Audin Damian: Morse Theory and Floer Homology (this has more detail than Hutchings notes).
Lagrangian Floer Cohomology
Floer: Morse theory for Lagrangian intersections
Fukaya Categories
Auroux: A beginner's introduction to Fukaya categories
Smith: A symplectic prolegomenon
Seidel: Fukaya Categories and Picard-Lefschetz Theory. (Skip chapter I part 6 at least at the beginning. Also it might be good to read chapter 1 part 1 and then go to part II and use part I as a reference.)
Student Accessibility Support Center (SASC) Statement:
If you have a physical, psychological, medical or learning disability that may impact your course work, please contact the Student Accessibility Support Center (SASC), ECC (Educational Communications Center) Building, room 128, (631) 632-6748. They will determine with you what accommodations, if any, are necessary and appropriate. All information and documentation is confidential.

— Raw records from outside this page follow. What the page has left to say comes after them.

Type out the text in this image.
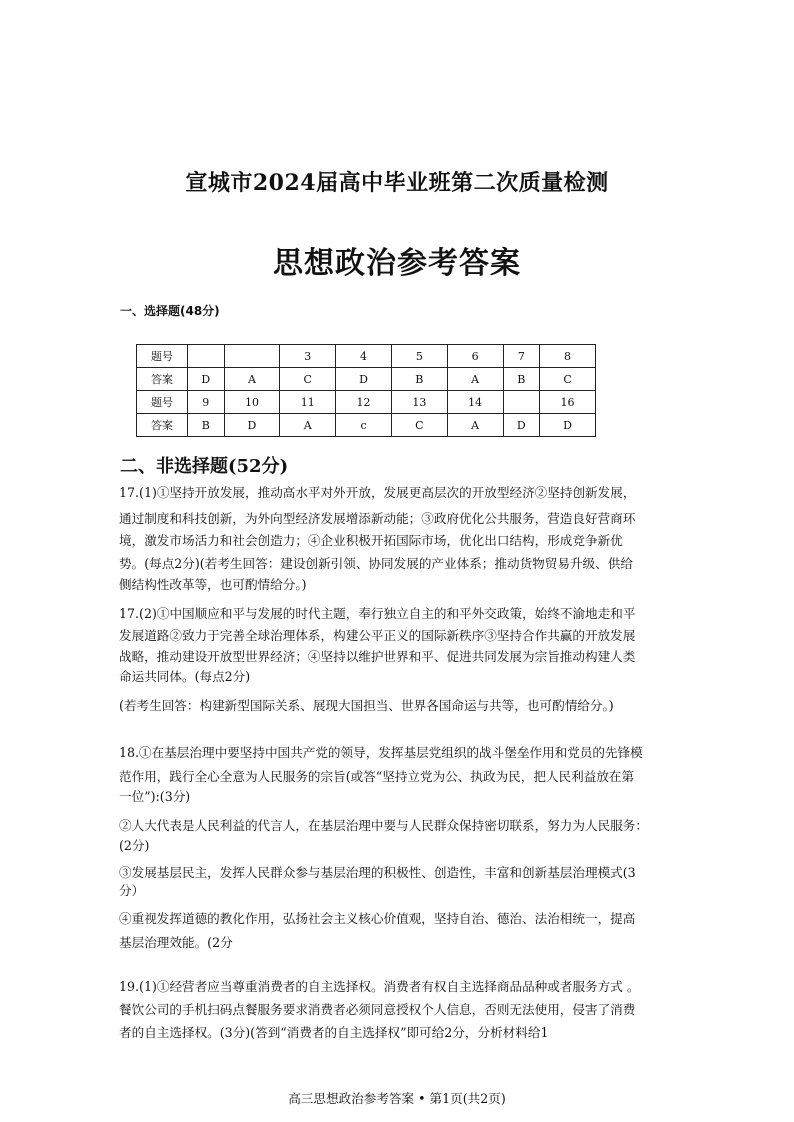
宣城市2024届高中毕业班第二次质量检测
思想政治参考答案
一、选择题(48分)
题号			3	4	5	6	7	8
答案	D	A	C	D	B	A	B	C
题号	9	10	11	12	13	14		16
答案	B	D	A	c	C	A	D	D
二、非选择题(52分)
17.(1)①坚持开放发展，推动高水平对外开放，发展更高层次的开放型经济②坚持创新发展，
通过制度和科技创新，为外向型经济发展增添新动能；③政府优化公共服务，营造良好营商环
境，激发市场活力和社会创造力；④企业积极开拓国际市场，优化出口结构，形成竞争新优
势。(每点2分)(若考生回答：建设创新引领、协同发展的产业体系；推动货物贸易升级、供给
侧结构性改革等，也可酌情给分。)
17.(2)①中国顺应和平与发展的时代主题，奉行独立自主的和平外交政策，始终不渝地走和平
发展道路②致力于完善全球治理体系，构建公平正义的国际新秩序③坚持合作共赢的开放发展
战略，推动建设开放型世界经济；④坚持以维护世界和平、促进共同发展为宗旨推动构建人类
命运共同体。(每点2分)
(若考生回答：构建新型国际关系、展现大国担当、世界各国命运与共等，也可酌情给分。)
18.①在基层治理中要坚持中国共产党的领导，发挥基层党组织的战斗堡垒作用和党员的先锋模
范作用，践行全心全意为人民服务的宗旨(或答“坚持立党为公、执政为民，把人民利益放在第
一位”):(3分)
②人大代表是人民利益的代言人，在基层治理中要与人民群众保持密切联系，努力为人民服务：
(2分)
③发展基层民主，发挥人民群众参与基层治理的积极性、创造性，丰富和创新基层治理模式(3
分）
④重视发挥道德的教化作用，弘扬社会主义核心价值观，坚持自治、德治、法治相统一，提高
基层治理效能。(2分
19.(1)①经营者应当尊重消费者的自主选择权。消费者有权自主选择商品品种或者服务方式 。
餐饮公司的手机扫码点餐服务要求消费者必须同意授权个人信息，否则无法使用，侵害了消费
者的自主选择权。(3分)(答到“消费者的自主选择权”即可给2分，分析材料给1
高三思想政治参考答案 • 第1页(共2页)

Students who require assistance during emergency evacuation are encouraged to discuss their needs with their professors and the staff at the Student Accessibility Support Center (SASC). For procedures and information go to the following website:
http://www.stonybrook.edu/ehs/fire/disabilities.
Academic Integrity Statement:
Each student must pursue his or her academic goals
honestly and be personally accountable for all submitted work. Representing another
person's work as your own is always wrong. Faculty are required to report any suspected
instances of academic dishonesty to the Academic Judiciary. For more comprehensive
information on academic integrity, including categories of academic dishonesty, please
refer to the academic judiciary website,
http://www.stonybrook.edu/commcms/academic_integrity/index.html.
Critical Incident Management Statement:
Stony Brook University expects students
to respect the rights, privileges, and property of other people. Faculty are required
to report to the Office of Judicial Affairs any disruptive behavior that interrupts
their ability to teach, compromises the safety of the learning environment, or
inhibits students' ability to learn.